The NMS-L’s weapons integration is particularly relevant because it reflects a shift in the light armored vehicle market. The vehicle has been shown with manual open turret and remote weapon station options, as well as a configuration fitted with a remote-controlled turret armed with a 30 mm weapon system. A 30 mm weapon on a five-person 4x4 creates a different tactical category from a vehicle armed only with a 7.62 mm or 12.7 mm gun: it can defeat many light armored vehicles, damage field fortifications, engage technical vehicles at standoff distance and provide direct fire for reconnaissance or raiding elements. The vehicle has also been associated with Ilgar loitering munition launchers, with a munition weight of 1.5 kg, launcher weight of 2 kg, cruising speed of 120 km/h, more than 20 km effective range, 15 minutes endurance, terminal speed up to 160 km/h and a 400 g multipurpose warhead claimed to defeat 200 mm RHA. This combination gives a light 4x4 crew both line-of-sight firepower and a limited beyond-line-of-sight strike option, although ammunition load, sensor integration and command authorization procedures would determine its real battlefield utility.

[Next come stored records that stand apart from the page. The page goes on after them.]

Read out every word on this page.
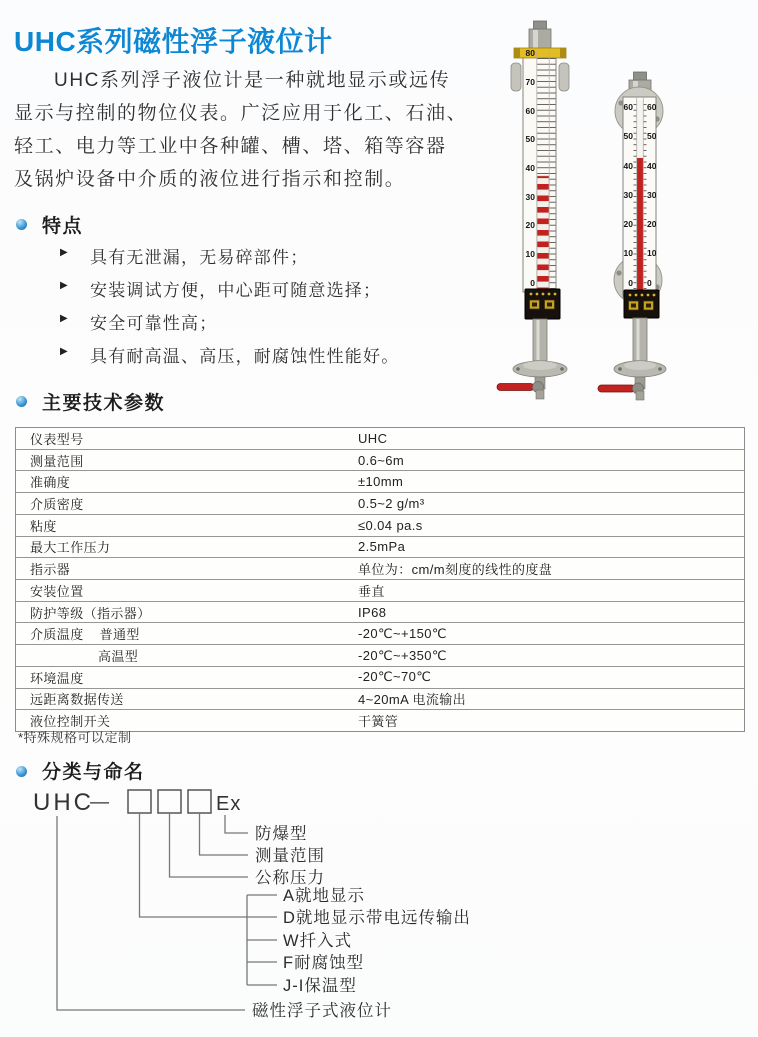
UHC系列磁性浮子液位计
UHC系列浮子液位计是一种就地显示或远传
显示与控制的物位仪表。广泛应用于化工、石油、
轻工、电力等工业中各种罐、槽、塔、箱等容器
及锅炉设备中介质的液位进行指示和控制。
特点
▶
具有无泄漏，无易碎部件；
▶
安装调试方便，中心距可随意选择；
▶
安全可靠性高；
▶
具有耐高温、高压，耐腐蚀性性能好。
主要技术参数
仪表型号	UHC
测量范围	0.6~6m
准确度	±10mm
介质密度	0.5~2 g/m³
粘度	≤0.04 pa.s
最大工作压力	2.5mPa
指示器	单位为：cm/m刻度的线性的度盘
安装位置	垂直
防护等级（指示器）	IP68
介质温度 普通型	-20℃~+150℃
高温型	-20℃~+350℃
环境温度	-20℃~70℃
远距离数据传送	4~20mA 电流输出
液位控制开关	干簧管
*特殊规格可以定制
分类与命名
UHC
—	Ex
防爆型
测量范围
公称压力
A就地显示
D就地显示带电远传输出
W扦入式
F耐腐蚀型
J-I保温型
磁性浮子式液位计
80
70
60
50
40
30
20
10
0
60
50
40
30
20
10
0
60
50
40
30
20
10
0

The Ejder Yalçın ambulance displayed at SAHA 2026 highlights a less visible but operationally critical part of protected mobility: casualty evacuation under threat. In current conflicts, medical evacuation vehicles must cross the same roads exposed to mines, artillery fragments, ambushes and drones as combat vehicles. An armored ambulance based on Ejder Yalçın allows medical personnel to reach wounded troops with better protection than a soft-skinned ambulance, while keeping the same automotive and protection baseline as other vehicles in the unit. The ambulance variant is configured for emergency medical intervention and can be adapted to carry stretcher and seated patients depending on the internal layout. The broader Ejder Yalçın family is also more mature than a single medical variant. Nurol Makina identifies command and control, anti-tank guided missile, air defense missile, radar, personnel carrier, border surveillance, armored combat, jammer, ambulance, surveillance and reconnaissance, mine and IED detection, clearance, and CBRN roles. The company says the family is available in up to 16 or 17 configurations, which indicates that the vehicle is being used as a common protected chassis for different mission kits rather than as one fixed combat vehicle.

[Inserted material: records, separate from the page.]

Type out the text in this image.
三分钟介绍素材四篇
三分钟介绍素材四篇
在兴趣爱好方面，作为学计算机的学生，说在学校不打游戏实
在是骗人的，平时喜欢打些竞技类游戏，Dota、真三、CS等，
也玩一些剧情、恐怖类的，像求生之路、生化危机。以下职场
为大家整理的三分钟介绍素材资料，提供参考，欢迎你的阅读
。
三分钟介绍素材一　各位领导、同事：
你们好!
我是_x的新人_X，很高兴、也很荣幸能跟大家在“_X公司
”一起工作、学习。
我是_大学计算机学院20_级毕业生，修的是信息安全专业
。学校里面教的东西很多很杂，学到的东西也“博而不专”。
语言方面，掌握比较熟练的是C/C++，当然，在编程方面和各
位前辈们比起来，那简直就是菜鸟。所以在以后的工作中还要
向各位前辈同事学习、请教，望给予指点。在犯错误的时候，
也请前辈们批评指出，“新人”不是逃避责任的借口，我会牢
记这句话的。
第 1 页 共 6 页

The mortar configuration shows the upper end of Ejder Yalçın’s fire-support role. The Ejder Yalçın mortar vehicle carries a 120 mm mortar on a dedicated mount, with semi-automatic ammunition loading, ammunition storage and fire control systems, and the configuration has been integrated with ASELSAN’s Alkar 120 mm mortar system. This is tactically significant because a 120 mm mortar gives battalion and company-level commanders a mobile indirect-fire asset that can support infantry, commando, motorized infantry and mechanized infantry units without relying immediately on towed mortars or heavier self-propelled howitzers. The value is not only firepower but displacement: a wheeled mortar vehicle can fire, relocate and reduce exposure to counter-battery fire, loitering munitions and artillery-locating radars.

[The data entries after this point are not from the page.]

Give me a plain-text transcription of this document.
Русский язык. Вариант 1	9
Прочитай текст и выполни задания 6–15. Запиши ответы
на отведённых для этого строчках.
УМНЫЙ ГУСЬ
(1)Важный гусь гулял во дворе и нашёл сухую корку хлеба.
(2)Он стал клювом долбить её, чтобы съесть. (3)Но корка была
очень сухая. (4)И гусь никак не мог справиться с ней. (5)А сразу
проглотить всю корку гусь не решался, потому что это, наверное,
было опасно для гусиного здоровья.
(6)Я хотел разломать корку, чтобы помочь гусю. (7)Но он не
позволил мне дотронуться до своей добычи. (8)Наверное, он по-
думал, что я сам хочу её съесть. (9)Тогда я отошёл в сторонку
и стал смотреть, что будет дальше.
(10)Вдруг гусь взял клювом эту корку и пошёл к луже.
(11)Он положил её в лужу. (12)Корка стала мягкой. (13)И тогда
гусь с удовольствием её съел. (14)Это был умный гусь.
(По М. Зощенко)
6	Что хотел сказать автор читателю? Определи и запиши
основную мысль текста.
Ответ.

From an export and force-structure perspective, the figures given in the interview are as important as the vehicles themselves. Around 1,000 Ejder Yalçın vehicles in 13 countries and more than 2,000 Nurol Makina vehicles in over 20 countries indicate that the company is competing in the segment where many armies are replacing unarmored trucks, older patrol vehicles and legacy internal-security vehicles with protected 4x4 armored vehicles. This demand is driven by two pressures: the spread of mines and IEDs in internal security and border operations, and the need for small units to carry heavier sensors, radios, jammers, remote weapons and drones. The NMS-EWB, NMS-L and Ejder Yalçın do not answer that requirement in the same way, which is the point of the portfolio. The NMS-EWB maximizes protected carrying capacity in a 4x4 format; the NMS-L emphasizes speed, payload and compact firepower; Ejder Yalçın provides a heavier mission chassis for ambulance, missile, command, electronic warfare and mortar roles.